Hosting the leaked data is a risky business. I accept the fact that one day I may be arrested for handling the data if it is alleged to have been stolen. As a result, my legal team are aware of my actions and we already have legal challenges to such an arrest should it be made. However, my reason for doing so is that there is a public interest whenever such data is leaked, both from journalists in established outlets and independent forms of media.
The alternative of not sharing the data is also rather grim. Frankly whether or not I make it available, that data will still be on the internet, and it only takes a quick Google search to reveal this. Most of the other places to obtain the data, however, are from unknown sources and are very difficult to verify the authenticity of the data. Not to mention, I have come across plenty of these sources where said files have malware attached to them, designed to work as people scramble to fulfill their curiosity and download the material without any form of scrutiny as to their origin. So regardless of who hosts it, that data shall always be available. By taking the responsibility to host a copy, it allows journalists and others to focus on the work of analysing the data and leaving the management of that source to me.
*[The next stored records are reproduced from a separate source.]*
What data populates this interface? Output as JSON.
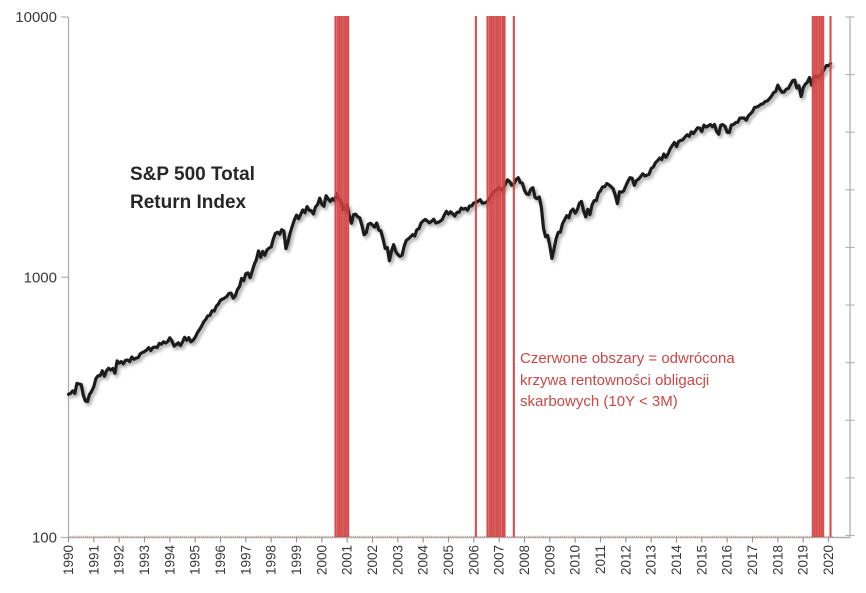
{
  "chart": {
    "title_lines": [
      "S&P 500 Total",
      "Return Index"
    ],
    "annotation_lines": [
      "Czerwone obszary = odwrócona",
      "krzywa rentowności obligacji",
      "skarbowych (10Y < 3M)"
    ],
    "colors": {
      "series": "#1c1c1c",
      "inversion_line": "#d24040",
      "annotation_text": "#cb4747",
      "axis_line": "#b0b0b0",
      "tick_label": "#3a3a3a",
      "minor_month_tick": "#cc8888"
    }
  },
  "chart_data": {
    "type": "line",
    "title": "S&P 500 Total Return Index",
    "xlabel": "",
    "ylabel": "",
    "legend": "none",
    "grid": "off",
    "y_axis": {
      "scale": "log",
      "range": [
        100,
        10000
      ],
      "tick_labels": [
        "100",
        "1000",
        "10000"
      ]
    },
    "x_axis": {
      "range": [
        1990,
        2020.87
      ],
      "tick_labels": [
        "1990",
        "1991",
        "1992",
        "1993",
        "1994",
        "1995",
        "1996",
        "1997",
        "1998",
        "1999",
        "2000",
        "2001",
        "2002",
        "2003",
        "2004",
        "2005",
        "2006",
        "2007",
        "2008",
        "2009",
        "2010",
        "2011",
        "2012",
        "2013",
        "2014",
        "2015",
        "2016",
        "2017",
        "2018",
        "2019",
        "2020"
      ]
    },
    "series": [
      {
        "name": "S&P 500 Total Return Index",
        "start_year": 1990,
        "interval": "monthly",
        "values": [
          355,
          358,
          366,
          358,
          391,
          389,
          387,
          352,
          335,
          333,
          355,
          365,
          380,
          408,
          418,
          419,
          437,
          417,
          437,
          447,
          440,
          446,
          428,
          477,
          468,
          474,
          465,
          479,
          481,
          474,
          494,
          484,
          489,
          491,
          508,
          514,
          518,
          525,
          536,
          523,
          537,
          539,
          537,
          557,
          553,
          565,
          559,
          566,
          585,
          569,
          544,
          551,
          560,
          546,
          564,
          588,
          573,
          586,
          565,
          573,
          588,
          611,
          629,
          648,
          673,
          688,
          711,
          713,
          744,
          741,
          774,
          789,
          816,
          824,
          832,
          844,
          866,
          869,
          831,
          848,
          896,
          921,
          990,
          970,
          1031,
          1039,
          996,
          1056,
          1120,
          1170,
          1263,
          1193,
          1257,
          1215,
          1272,
          1294,
          1308,
          1402,
          1474,
          1489,
          1463,
          1523,
          1506,
          1289,
          1371,
          1482,
          1573,
          1663,
          1733,
          1679,
          1746,
          1813,
          1770,
          1869,
          1810,
          1801,
          1752,
          1863,
          1901,
          2013,
          1911,
          1875,
          2058,
          1997,
          1956,
          2004,
          1973,
          2095,
          1985,
          1976,
          1820,
          1829,
          1894,
          1722,
          1612,
          1738,
          1749,
          1707,
          1690,
          1584,
          1457,
          1484,
          1598,
          1612,
          1588,
          1558,
          1616,
          1519,
          1507,
          1400,
          1291,
          1300,
          1158,
          1260,
          1334,
          1256,
          1223,
          1204,
          1216,
          1317,
          1386,
          1404,
          1429,
          1457,
          1441,
          1522,
          1536,
          1616,
          1646,
          1669,
          1644,
          1618,
          1640,
          1672,
          1616,
          1623,
          1641,
          1666,
          1733,
          1792,
          1748,
          1785,
          1753,
          1720,
          1775,
          1777,
          1843,
          1826,
          1841,
          1811,
          1879,
          1880,
          1930,
          1935,
          1959,
          1986,
          1928,
          1931,
          1943,
          1989,
          2040,
          2107,
          2146,
          2177,
          2210,
          2166,
          2191,
          2287,
          2368,
          2328,
          2256,
          2289,
          2375,
          2412,
          2312,
          2296,
          2158,
          2088,
          2079,
          2180,
          2208,
          2022,
          2005,
          2034,
          1853,
          1542,
          1431,
          1445,
          1323,
          1182,
          1287,
          1410,
          1488,
          1491,
          1604,
          1662,
          1724,
          1692,
          1793,
          1828,
          1762,
          1817,
          1926,
          1957,
          1800,
          1706,
          1825,
          1742,
          1898,
          1971,
          1971,
          2102,
          2151,
          2226,
          2227,
          2292,
          2266,
          2229,
          2183,
          2065,
          1919,
          2129,
          2123,
          2145,
          2242,
          2338,
          2415,
          2400,
          2256,
          2349,
          2382,
          2435,
          2498,
          2452,
          2466,
          2488,
          2617,
          2652,
          2752,
          2804,
          2870,
          2831,
          2975,
          2890,
          2980,
          3117,
          3212,
          3293,
          3180,
          3325,
          3352,
          3377,
          3457,
          3528,
          3480,
          3619,
          3568,
          3656,
          3753,
          3742,
          3630,
          3838,
          3778,
          3813,
          3863,
          3788,
          3868,
          3634,
          3544,
          3843,
          3855,
          3794,
          3606,
          3601,
          3845,
          3860,
          3930,
          3940,
          4085,
          4091,
          4091,
          4017,
          4166,
          4248,
          4329,
          4500,
          4505,
          4552,
          4616,
          4644,
          4739,
          4754,
          4853,
          4966,
          5118,
          5174,
          5471,
          5269,
          5135,
          5155,
          5279,
          5312,
          5510,
          5690,
          5722,
          5331,
          5439,
          4949,
          5345,
          5517,
          5624,
          5852,
          5480,
          5866,
          5950,
          5856,
          5966,
          6095,
          6317,
          6508,
          6504,
          6620
        ]
      }
    ],
    "inversion_marker_years": [
      2000.54,
      2000.63,
      2000.71,
      2000.79,
      2000.88,
      2000.96,
      2001.04,
      2006.08,
      2006.54,
      2006.63,
      2006.71,
      2006.79,
      2006.88,
      2006.96,
      2007.04,
      2007.13,
      2007.21,
      2007.58,
      2019.38,
      2019.46,
      2019.54,
      2019.63,
      2019.71,
      2019.79,
      2020.08
    ],
    "inversion_note": "Czerwone obszary = odwrócona krzywa rentowności obligacji skarbowych (10Y < 3M)"
  }
}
The exposure of the information further allows the public to vet what procedures are in place at companies to protect data. The unfortunate reality is that their security is already bypassed at the point of the leak, but that isn’t the end of the story. Passwords for example in the Patreon leak used bcrypt, a hashing algorithm designed to be extraordinarily difficult to brute force and reveal a user’s true password. This is an example of a very good security measure that other organisations and businesses should take note of, especially the many who still store passwords in plain text. It also allows people to identify vulnerabilities, such as how although Ashley Madison employed bcrypt as well, but this was negated thanks to them cutting corners and using MD5 in the process of storing the login tokens (see Joseph’s article on Motherboard here).
Using leaked data allows us an understanding of the true state of affairs of how companies handle your personal data and emphasises to the corporations that personal data is not just another commodity. An organisation with strong password hashing policies like LastPass or indeed Patreon, means they have plenty of time to warn users to change their login credentials. Furthermore, a timely disclosure can repair the company image much better than trying to ignore the problem, as HackingTeam found out (and who still hold a grudge against me to this day for). All in all, the only way to avoid a major catastrophe is for companies to start adopting better ways they collect, use and dispose of data. If they do not need to store some information, then it should be disposed of, a fatal flaw in the operations of Ashley Madison. One of the reasons I support the use of bitcoin is that with no fraud risk from chargebacks, personal information does not need to be collected in the very first place.
Like many of the data breaches this year, it is not what happens once the data is leaked that is a problem, but what you do before it that matters. Taking the proper precautions and maintaining minimal user information, is the only way to safeguard against misuse either from the legal forces in play, or the rogue hackers looking for their next victim.